Foreman boot menu»

We have a somewhat unique (well, probably not unique but not frequently discussed) hardware build process. We start with a request to our NOC to build a machine with certain specs. They do so, and run a couple scripts before handing it over to us. At this point, we manually undo some of the steps they did, then manually run the tail end of Foreman’s provisioning script (install EPEL, install Puppet, edit puppet.conf, service puppet start, log in to puppetmaster and `puppet ca sign`, restart puppet again). This is pretty tedious, and it’s really time consuming to set up a new machine. This really happens because we’re using Foreman wrong. Our network setup is complex enough that Foreman doesn’t really know how to reserve IPs for individual machines. We’ve also got a custom PXE system, so Foreman isn’t even the default next-host.

Today, I got tired of dealing with all this. I spent a bunch of time fixing up our Foreman boot system (it had slowly decayed over time because nothing was actually using it). I also made some changes to our PXE system so that it generates a list of hosts set to ‘Build’ in Foreman, and lets you choose which one the new machine should be. Once you’ve chosen, it reconfigures the network adapter (yay, iPXE) and chainloads to Foreman. This means that I can now setup a machine in Foreman, and tell our NOC staff to netboot the machine, and choose option X. The rest of it will be handled for them, which means quicker setups, fewer mistakes, and in general everyone is happier.

We’ve set our PXE system up so it works across our entire network, so I no longer have to get them to install a machine in one location then drag it across the datacenter to it’s final location.

Note: All the code that follows is a reconstruction of what I did earlier. My actual scripts reference internal systems rather then Foreman, so some of this might be buggy!

The process looks like this:

1) Machine boots up and grabs a generic iPXE config. This contains an option that goes to a custom PHP script. Basically, it looks like this:

#!ipxe

menu iPXE boot menu
item localboot          Local boot
item Foreman            Choose foreman options
choose --default localboot --timeout 60000 bootoption && goto ${bootoption} ||

:localboot
exit

:foreman
chain http://${next-server}/showpendinghosts.php

2) showpendinghosts.php generates a list of all the hosts that are currently in the build state in Foreman.
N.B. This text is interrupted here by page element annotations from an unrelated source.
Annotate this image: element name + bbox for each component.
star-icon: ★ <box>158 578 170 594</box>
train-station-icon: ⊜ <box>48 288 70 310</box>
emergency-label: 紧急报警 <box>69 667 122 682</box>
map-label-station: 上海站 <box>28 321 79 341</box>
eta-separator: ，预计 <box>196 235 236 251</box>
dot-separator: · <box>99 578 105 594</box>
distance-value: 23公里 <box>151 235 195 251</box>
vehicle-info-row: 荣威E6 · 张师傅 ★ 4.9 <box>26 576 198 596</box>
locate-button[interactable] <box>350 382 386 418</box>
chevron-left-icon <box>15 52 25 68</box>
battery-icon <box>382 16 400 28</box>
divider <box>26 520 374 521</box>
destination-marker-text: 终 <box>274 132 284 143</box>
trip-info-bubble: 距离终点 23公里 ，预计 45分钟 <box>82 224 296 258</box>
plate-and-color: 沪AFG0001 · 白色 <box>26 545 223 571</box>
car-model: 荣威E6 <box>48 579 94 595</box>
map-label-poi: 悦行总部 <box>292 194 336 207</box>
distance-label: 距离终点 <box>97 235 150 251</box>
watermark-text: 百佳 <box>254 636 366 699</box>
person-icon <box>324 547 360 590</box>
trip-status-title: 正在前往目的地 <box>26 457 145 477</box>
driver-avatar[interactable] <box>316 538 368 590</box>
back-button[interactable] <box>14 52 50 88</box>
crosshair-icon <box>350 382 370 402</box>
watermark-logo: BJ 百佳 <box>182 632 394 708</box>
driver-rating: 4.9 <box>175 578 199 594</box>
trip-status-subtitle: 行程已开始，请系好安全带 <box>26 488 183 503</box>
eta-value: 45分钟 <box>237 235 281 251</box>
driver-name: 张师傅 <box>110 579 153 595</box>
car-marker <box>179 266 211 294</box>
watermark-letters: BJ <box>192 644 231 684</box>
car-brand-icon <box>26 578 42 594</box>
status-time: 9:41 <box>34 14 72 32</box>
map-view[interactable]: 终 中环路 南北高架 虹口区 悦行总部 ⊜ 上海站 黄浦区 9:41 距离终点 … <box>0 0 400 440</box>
It looks a little bit like this:

#!ipxe

:start
menu Foreman Boot Options
item --gap --	-------- Pending Hosts --------
<?php
	$db = mysql_connect();
	$host = '';
	$res = mysql_query('select * from hosts where build=1');
	while ($row = mysql_fetch_assoc($res))
	{
		$res2 = mysql_query('select * from subnets where inet_aton("'.$row['ip'].'") between inet_aton(from) and inet_aton(to)');
		$subnet = mysql_fetch_assoc($res);
		$host .= "
			:host_{$row['id']}
			set netX/ip {$row['ip']}
			set netX/gateway {$subnet['gateway']}
			set netX/netmask {$subnet['mask']}
			chain http://your_foreman_server/unattended/gPXE
		";
		echo "item host_{$row['id']}	Install {$row['name']}\n";
	}
?>

choose bootoption && goto ${bootoption} ||
echo Invalid option selected!
shell

<?php
	echo $host;
?>

Prerequsites:

1) Your DHCP server must be setup to serve iPXE instead of pxelinux.

2) Foreman must have gPXE support enabled

3) All your subnets in Foreman must have a from/to IP address range set. You can avoid this with some clever bitmask tricks with the gateway/subnet, but I have not implemented those.